The tree will also be created based on a single code path.
Transform untyped AST to Oak
The untyped syntax tree from the F# compiler is used as an intermediate representation of source code in the process of transforming a text file to binary.
The AST is optimized for the use-case of generating binary. What we try to do in Fantomas is stop at the first AST level and go back to source text.
The F# compiler was never designed with our use-case in mind and yet it has served us very well for years. In the past we did not have our own tree and were able to pull of formatting by traversing the compiler tree. This of course had its limitations and we had to overcome these with some hacks.
Alas, some things in the AST aren't shaped the way we would like them to be. Sometimes, there is too much information, other times to little. To stream line our entire process, we've decided to map the untyped tree to our own custom object model. This introduces a lot of flexibility and simplifies our story.
I thought Fangorn was dangerous - Gimli, son of Glóin
In ASTTransformer.fs
we map the AST to our tree model. Some of the benefits we get out of this:
- The Oak model does not differentiate between implementation files and signature files. We use one tree model which allows for optimal code re-use in
CodePrinter.fs
. -
We don't map all possible combinations of AST into our model. Sometimes valid AST code can in theory be created,
but will in practise never exist. For example SynTypeDefnRepr.Exception. It is defined in
SyntaxTree.fs
yet the parser (pars.fs
) will never create it. The F# compiler uses this later in the typed tree.

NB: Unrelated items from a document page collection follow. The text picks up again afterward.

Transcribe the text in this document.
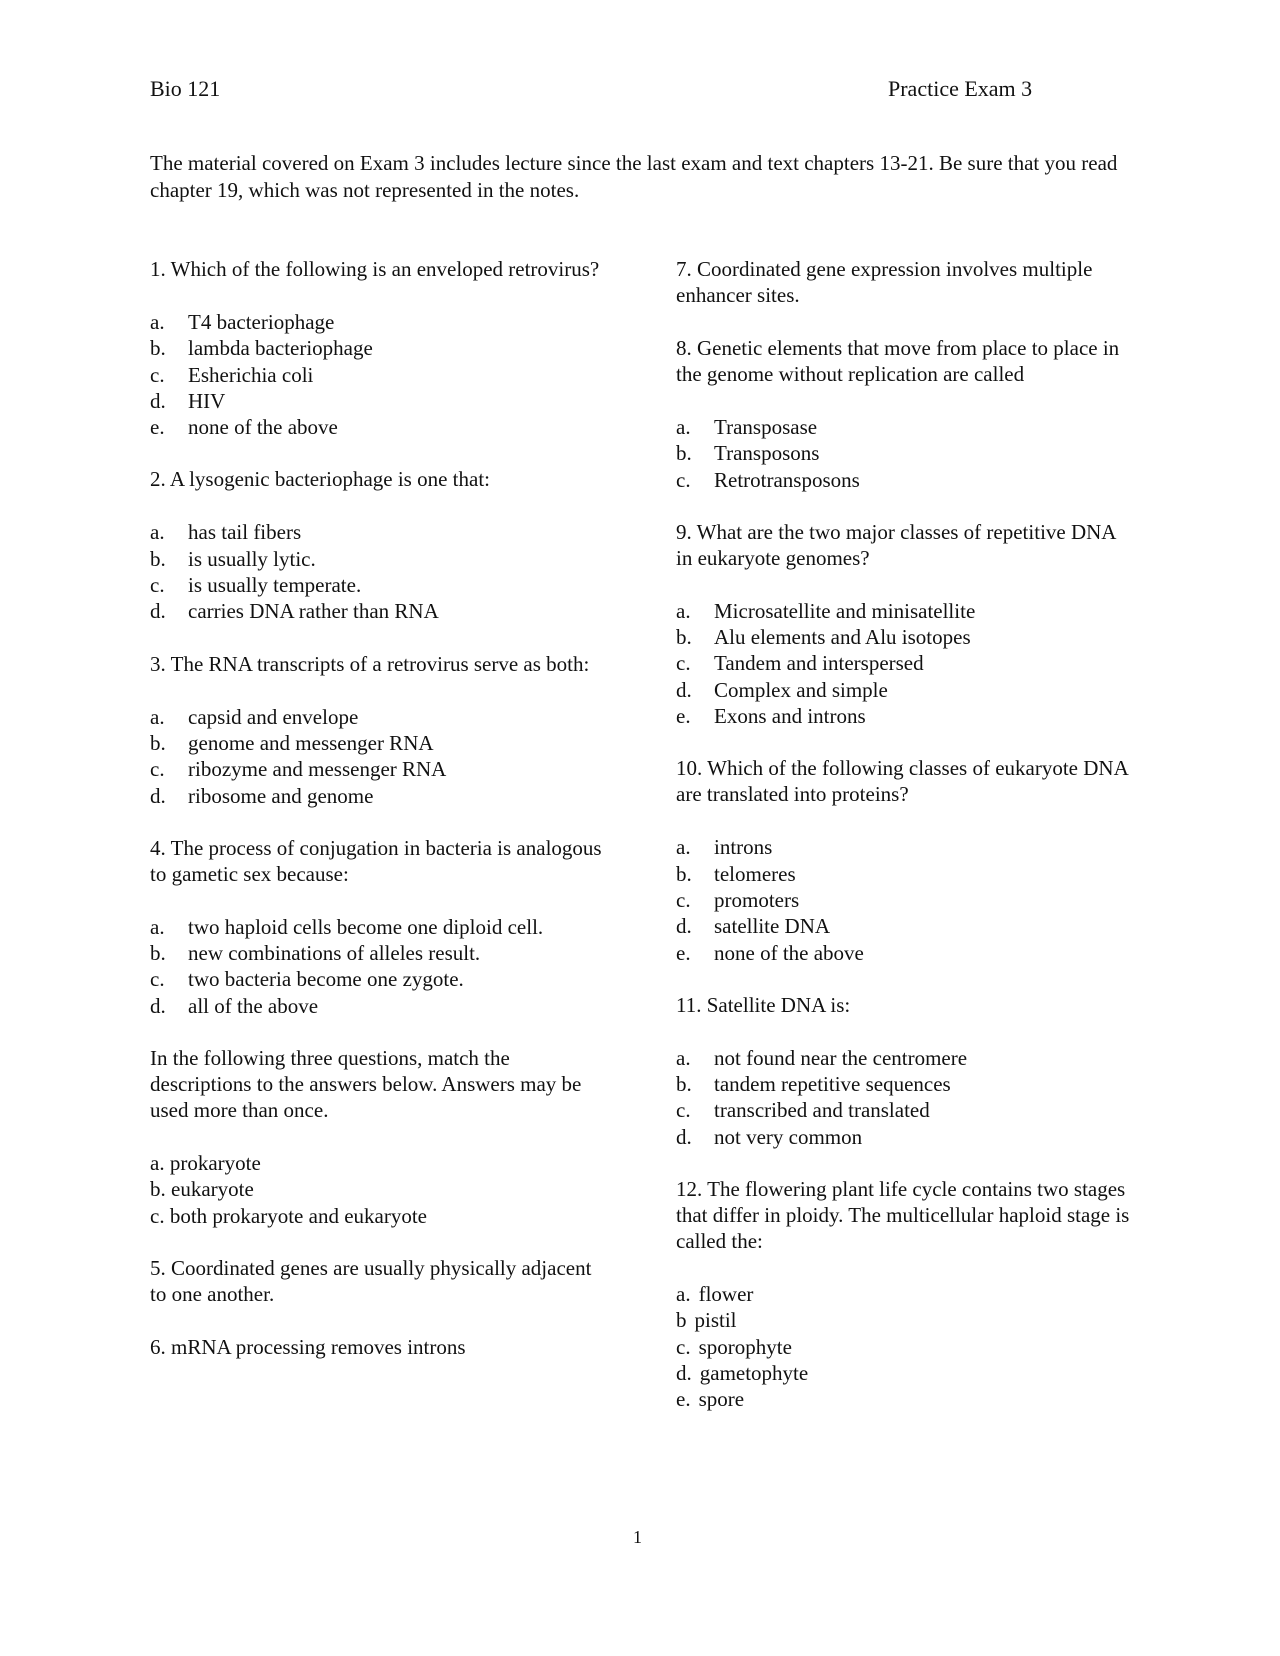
Bio 121	Practice Exam 3
The material covered on Exam 3 includes lecture since the last exam and text chapters 13-21. Be sure that you read chapter 19, which was not represented in the notes.
1. Which of the following is an enveloped retrovirus?
a. T4 bacteriophage
b. lambda bacteriophage
c. Esherichia coli
d. HIV
e. none of the above
2. A lysogenic bacteriophage is one that:
a. has tail fibers
b. is usually lytic.
c. is usually temperate.
d. carries DNA rather than RNA
3. The RNA transcripts of a retrovirus serve as both:
a. capsid and envelope
b. genome and messenger RNA
c. ribozyme and messenger RNA
d. ribosome and genome
4. The process of conjugation in bacteria is analogous to gametic sex because:
a. two haploid cells become one diploid cell.
b. new combinations of alleles result.
c. two bacteria become one zygote.
d. all of the above
In the following three questions, match the descriptions to the answers below. Answers may be used more than once.
a. prokaryote
b. eukaryote
c. both prokaryote and eukaryote
5. Coordinated genes are usually physically adjacent to one another.
6. mRNA processing removes introns
7. Coordinated gene expression involves multiple enhancer sites.
8. Genetic elements that move from place to place in the genome without replication are called
a. Transposase
b. Transposons
c. Retrotransposons
9. What are the two major classes of repetitive DNA in eukaryote genomes?
a. Microsatellite and minisatellite
b. Alu elements and Alu isotopes
c. Tandem and interspersed
d. Complex and simple
e. Exons and introns
10. Which of the following classes of eukaryote DNA are translated into proteins?
a. introns
b. telomeres
c. promoters
d. satellite DNA
e. none of the above
11. Satellite DNA is:
a. not found near the centromere
b. tandem repetitive sequences
c. transcribed and translated
d. not very common
12. The flowering plant life cycle contains two stages that differ in ploidy. The multicellular haploid stage is called the:
a. flower
b pistil
c. sporophyte
d. gametophyte
e. spore
1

We will throw an exception when encountering this during the mapping as we have the foresight of what the parser doesn't create. - Recursive types are all considered as toplevel types. This is not the case in the AST but we map it as such.
- Some nodes are combined into one, for example a toplevel attribute will always be linked to its sibling do expression.
- The ranges of some nodes are being calculated when they lead to a more accurate result.
Collect Trivia
A syntax tree contains almost all the information we need to format the code. However, there are three items that are either missing all together or require further processing:
- Blank lines
- Code comments
- Conditional directives
These three items are labelled as Trivia
in Fantomas. We need to restore them because the source code originally had them, but cannot do so purely on the AST.
Detecting trivia
Trivia can however be easily detected in Fantomas. Both code comments and conditional directives are present in the AST.
These are stored on the file level (in ParsedImplFileInput and ParsedSigFileInput in the trivia
node).
In both ParsedImplFileInputTrivia and ParsedSigFileInputTrivia we can see comments and conditional directives.
let a =
// comment b
c
roughly translates to
ImplFile
(ParsedImplFileInput
("tmp.fsx", true, QualifiedNameOfFile Tmp$fsx, [], [],
[SynModuleOrNamespace
([Tmp], false, AnonModule,
[Let
(false,
[SynBinding(...)],
tmp.fsx (1,0--3,4))], PreXmlDocEmpty, [], None, tmp.fsx (1,0--3,4),
{ ModuleKeyword = None
NamespaceKeyword = None })], (false, false),
{ ConditionalDirectives = []
CodeComments = [LineComment tmp.fsx (2,3--2,15)] }))
The AST does contain a node for the line comment, but we cannot restore it when we are processing the let binding.
There is no link between the line comment and the let binding.
All trivia face this problem, so we need to process them separately.
We do this in Trivia.collectTrivia
.
Note: blank lines are detected differently, we go over all the lines via the ISourceText
.
Inserting trivia
Once we have the trivia, we can insert them to a Node
they belong to.
This is one of the key reasons why we work with our own tree. We can add the trivia information to the best suitable child node in the Oak
.
Every Node
can have ContentBefore
and ContentAfter
, this is how we try to reconstruct everything.